To those of you attending the Oink make sure to wish Mrs. Witt a happy birthday her birthday falls that weekend and our anniversary is a few days after..What a way to spend a weekend.


----------



## SteerCrazy (Sep 20, 2007)

I won't be there, obviously, but happy birthday to the Mrs. and a Happy Anniversary to the Witts


----------



## Uncle Bubba (Sep 20, 2007)

Get a cake and we'll sing happy birthday to her.


----------



## wittdog (Sep 20, 2007)

Yep thats the plan...


----------



## Bruce B (Sep 20, 2007)

I'll bring the Bic razor......


----------



## wittdog (Sep 20, 2007)

Maybe to slice our wrists when everyone starts singing...


----------



## Greg Rempe (Sep 20, 2007)

wittdog said:
			
		

> Maybe to slice our wrists when everyone starts singing...

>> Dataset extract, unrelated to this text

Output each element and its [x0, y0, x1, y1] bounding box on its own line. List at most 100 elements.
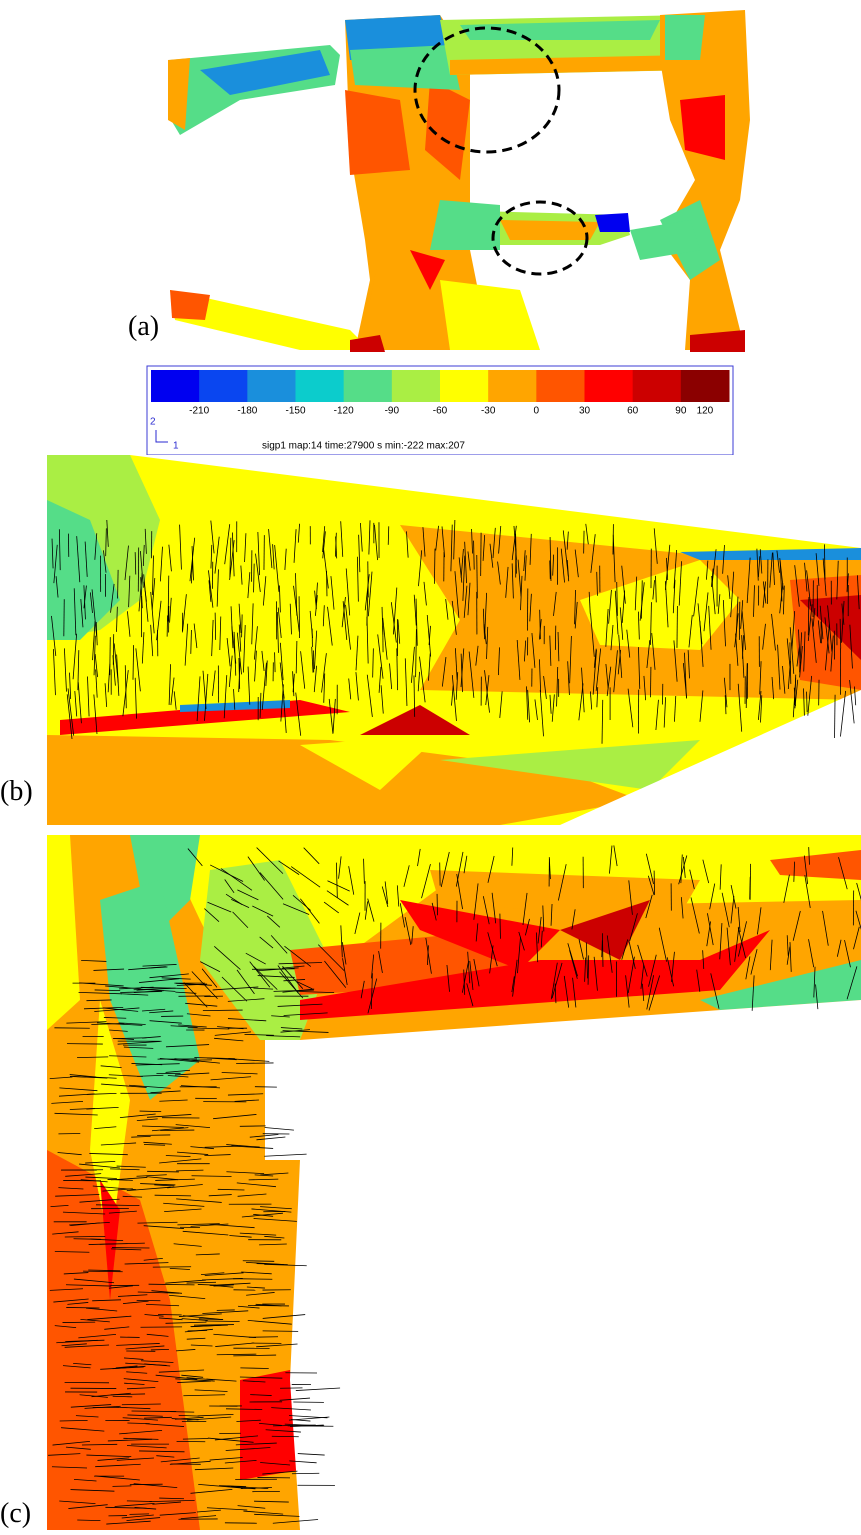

Or your wrists when you see me in person!  I give people  that "vomit reflex thing"


----------



## wittdog (Sep 20, 2007)

Greg Rempe said:
			
		

> wittdog said:
> 
> 
> 
> ...


After seeing the video..I think you are a vampire and can't come out during the day time


----------



## Bill The Grill Guy (Sep 20, 2007)

Greg Rempe said:
			
		

> wittdog said:
> 
> 
> 
> ...



 :roll: Money in the bank son, money in the bank.


----------



## wittdog (Sep 20, 2007)

*Re: Birthday wishes..*



			
				CockeyeBBQ said:
			
		

> I'll definitely wish her a happy birthday.  Mine is 10/1, so I'll be celebrating as well.  Probably very well.  In fact, that will be my excuse if I bomb.


It's always good to have a back up plan


----------



## Bruce B (Sep 20, 2007)

you and brian j ought to get along famously


----------



## Greg Rempe (Sep 20, 2007)

*Re: Exactly*



			
				CockeyeBBQ said:
			
		

> Backup Plan #1



My new best friend!


----------